Write 128 bit floating point types and algebras
bdezonia opened this issue · 6 comments
Support 128-bit floats (IEEE) in software.
Note for anyone interested in working on this that one could use the Float64 types and algebras as a working template for how to design the classes and for which code needs to be implemented. Maybe code from a permissively licensed library for 128-bit float support could be adapted to Java in zorbage.
Here is more info on the number format:
https://en.wikipedia.org/wiki/Quadruple-precision_floating-point_format
One slow running but simple idea for implementation is to write code that works entirely in BigDecimal and saves to and reads from a 128-bit bundle of bytes when required. The encoder just translates BigDecimal values of various ranges into the 128-bit format outlined above.
In the zorbage-nifti file reader code I have taken this approach. However it can't represent nans and infinities. I think one could grab that code as a start of decoding 128 bit IEEE numbers. And then represent the numbers internally as a BigDecimal and a boolean. The math could all work in BigDecimal and only encoded/decoded when assigning to a data structure. The data structure could encode as 17 bytes: 16 for the IEEE encoding and 1 for the boolean. The boolean represents a denominator of 0 or 1. If the denom is 1 the stored value is a real. If the denom is 0 then if the numerator < 0 the result is neg inf and if numerator > 0 the result is pos inf and if numerator == 0 then result is nan.
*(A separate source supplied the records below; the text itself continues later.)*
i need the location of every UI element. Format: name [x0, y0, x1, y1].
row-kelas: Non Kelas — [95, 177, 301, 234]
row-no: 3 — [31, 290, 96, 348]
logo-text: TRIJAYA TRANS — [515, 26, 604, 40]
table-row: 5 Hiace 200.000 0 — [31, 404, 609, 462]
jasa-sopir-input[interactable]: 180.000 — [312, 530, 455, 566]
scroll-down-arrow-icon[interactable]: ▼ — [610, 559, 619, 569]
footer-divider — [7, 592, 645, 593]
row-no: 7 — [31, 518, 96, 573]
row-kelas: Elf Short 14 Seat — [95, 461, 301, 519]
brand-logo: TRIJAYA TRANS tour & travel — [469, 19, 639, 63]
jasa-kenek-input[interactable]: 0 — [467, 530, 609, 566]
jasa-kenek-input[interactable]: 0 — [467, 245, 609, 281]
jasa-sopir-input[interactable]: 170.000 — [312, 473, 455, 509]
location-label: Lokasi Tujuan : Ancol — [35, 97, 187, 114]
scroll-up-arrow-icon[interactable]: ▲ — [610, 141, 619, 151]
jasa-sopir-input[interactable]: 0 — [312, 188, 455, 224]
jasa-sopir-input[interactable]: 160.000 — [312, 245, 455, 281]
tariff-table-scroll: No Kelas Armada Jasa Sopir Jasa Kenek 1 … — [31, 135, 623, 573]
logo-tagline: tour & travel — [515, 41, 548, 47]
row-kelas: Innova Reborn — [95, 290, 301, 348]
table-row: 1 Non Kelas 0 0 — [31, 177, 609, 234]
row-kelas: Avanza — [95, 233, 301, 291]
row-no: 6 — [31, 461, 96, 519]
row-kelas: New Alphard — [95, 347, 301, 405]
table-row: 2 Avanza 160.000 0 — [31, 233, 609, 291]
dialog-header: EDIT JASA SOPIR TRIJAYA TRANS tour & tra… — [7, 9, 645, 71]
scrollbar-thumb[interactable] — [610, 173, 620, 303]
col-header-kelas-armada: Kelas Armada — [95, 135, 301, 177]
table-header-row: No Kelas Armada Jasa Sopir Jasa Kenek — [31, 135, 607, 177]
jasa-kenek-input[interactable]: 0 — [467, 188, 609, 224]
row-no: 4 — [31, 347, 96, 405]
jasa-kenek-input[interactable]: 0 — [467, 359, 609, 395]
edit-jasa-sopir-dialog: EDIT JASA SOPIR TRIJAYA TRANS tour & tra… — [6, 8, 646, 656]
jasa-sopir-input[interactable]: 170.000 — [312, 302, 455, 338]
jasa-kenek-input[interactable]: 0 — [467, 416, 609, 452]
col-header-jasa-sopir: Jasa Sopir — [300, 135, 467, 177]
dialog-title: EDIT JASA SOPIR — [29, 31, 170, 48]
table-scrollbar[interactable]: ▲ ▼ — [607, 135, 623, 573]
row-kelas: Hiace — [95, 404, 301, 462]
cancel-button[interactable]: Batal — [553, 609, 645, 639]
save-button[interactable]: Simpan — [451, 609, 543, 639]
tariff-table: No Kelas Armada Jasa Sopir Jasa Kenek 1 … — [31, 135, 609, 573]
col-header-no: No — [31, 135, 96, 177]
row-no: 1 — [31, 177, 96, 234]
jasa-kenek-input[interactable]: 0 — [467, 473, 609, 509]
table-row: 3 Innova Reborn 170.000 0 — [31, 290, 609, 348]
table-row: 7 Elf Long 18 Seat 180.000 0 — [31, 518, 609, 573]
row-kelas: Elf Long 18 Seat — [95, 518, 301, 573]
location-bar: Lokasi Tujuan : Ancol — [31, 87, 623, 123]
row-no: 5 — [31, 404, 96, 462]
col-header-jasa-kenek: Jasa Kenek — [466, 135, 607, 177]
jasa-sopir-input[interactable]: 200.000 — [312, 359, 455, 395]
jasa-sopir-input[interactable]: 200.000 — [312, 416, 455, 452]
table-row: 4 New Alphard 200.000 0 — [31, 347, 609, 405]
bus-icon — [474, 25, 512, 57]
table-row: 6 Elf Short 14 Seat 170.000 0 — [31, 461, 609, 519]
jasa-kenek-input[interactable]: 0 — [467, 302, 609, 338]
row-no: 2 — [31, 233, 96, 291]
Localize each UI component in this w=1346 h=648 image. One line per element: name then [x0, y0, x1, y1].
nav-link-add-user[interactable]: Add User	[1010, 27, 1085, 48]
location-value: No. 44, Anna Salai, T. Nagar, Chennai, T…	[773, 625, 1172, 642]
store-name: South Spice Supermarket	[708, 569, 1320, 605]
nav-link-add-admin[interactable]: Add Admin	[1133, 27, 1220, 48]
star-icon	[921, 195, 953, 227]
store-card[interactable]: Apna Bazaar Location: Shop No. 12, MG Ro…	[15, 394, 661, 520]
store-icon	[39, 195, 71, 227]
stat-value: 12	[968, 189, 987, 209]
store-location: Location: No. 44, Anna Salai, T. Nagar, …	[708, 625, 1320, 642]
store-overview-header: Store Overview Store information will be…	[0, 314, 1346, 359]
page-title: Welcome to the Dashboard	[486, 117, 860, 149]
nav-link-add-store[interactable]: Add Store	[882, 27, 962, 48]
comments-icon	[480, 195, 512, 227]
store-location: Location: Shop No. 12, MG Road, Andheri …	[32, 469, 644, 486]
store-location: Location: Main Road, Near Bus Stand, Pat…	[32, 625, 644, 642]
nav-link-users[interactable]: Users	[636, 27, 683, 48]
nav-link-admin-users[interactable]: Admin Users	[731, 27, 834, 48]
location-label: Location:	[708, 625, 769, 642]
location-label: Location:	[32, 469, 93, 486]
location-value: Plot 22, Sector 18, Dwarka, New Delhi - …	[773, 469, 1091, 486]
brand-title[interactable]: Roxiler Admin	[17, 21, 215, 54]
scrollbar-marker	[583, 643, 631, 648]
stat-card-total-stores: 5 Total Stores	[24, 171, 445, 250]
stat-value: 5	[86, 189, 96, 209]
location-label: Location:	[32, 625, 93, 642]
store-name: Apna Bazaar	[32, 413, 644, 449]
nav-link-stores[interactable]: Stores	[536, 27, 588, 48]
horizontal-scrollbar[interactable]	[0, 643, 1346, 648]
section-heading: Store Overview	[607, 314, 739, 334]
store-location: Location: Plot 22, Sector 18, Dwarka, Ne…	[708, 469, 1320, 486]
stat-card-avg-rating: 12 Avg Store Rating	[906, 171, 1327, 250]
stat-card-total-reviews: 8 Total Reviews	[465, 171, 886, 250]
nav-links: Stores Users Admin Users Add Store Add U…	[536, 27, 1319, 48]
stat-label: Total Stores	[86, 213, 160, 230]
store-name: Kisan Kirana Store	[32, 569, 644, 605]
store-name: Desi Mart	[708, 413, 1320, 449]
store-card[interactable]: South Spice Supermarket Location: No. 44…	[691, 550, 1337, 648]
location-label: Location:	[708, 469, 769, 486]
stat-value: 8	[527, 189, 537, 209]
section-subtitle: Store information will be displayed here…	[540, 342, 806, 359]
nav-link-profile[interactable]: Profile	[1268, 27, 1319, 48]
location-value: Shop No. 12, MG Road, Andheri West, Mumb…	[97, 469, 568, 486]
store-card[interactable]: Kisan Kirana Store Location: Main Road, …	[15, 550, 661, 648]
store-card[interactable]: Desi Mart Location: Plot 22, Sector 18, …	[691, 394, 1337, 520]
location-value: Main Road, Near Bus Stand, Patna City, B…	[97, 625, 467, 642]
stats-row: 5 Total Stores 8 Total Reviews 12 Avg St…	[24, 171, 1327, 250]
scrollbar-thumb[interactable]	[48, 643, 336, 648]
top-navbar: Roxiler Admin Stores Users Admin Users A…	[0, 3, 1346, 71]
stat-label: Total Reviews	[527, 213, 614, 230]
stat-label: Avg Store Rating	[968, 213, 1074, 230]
For mathematical correctness denom might need to be 1 or pos 0 or neg 0 and track that stuff carefully.
Note that this approach is not exactly perfect. One can make Float128Members whose in memory rep is outside the boundaries of the max and min for the type. When saving to storage it is then encoded as an infinity. However while in ram it can take on all kinds of values. This approach is more accurate than the IEEE binary128 approach but since it differs from it there are bound to be computations that, though correct, would surprise a float128 user.
I am working on this code on the flt128 branch. Most of the real flt128 number code has been written. Not yet vec/mat/tens. And then further have not dulicated to complex and quat and oct.
However have fixed the values drifting out of bounds problem. We clamp() after every sertV() and the internal methods use setV().
This feature is complete including real/complex/quaternion/octonion implementations for numbers/vectors/matricies/tensors. Holy cow this was way more work than I expected. Closing.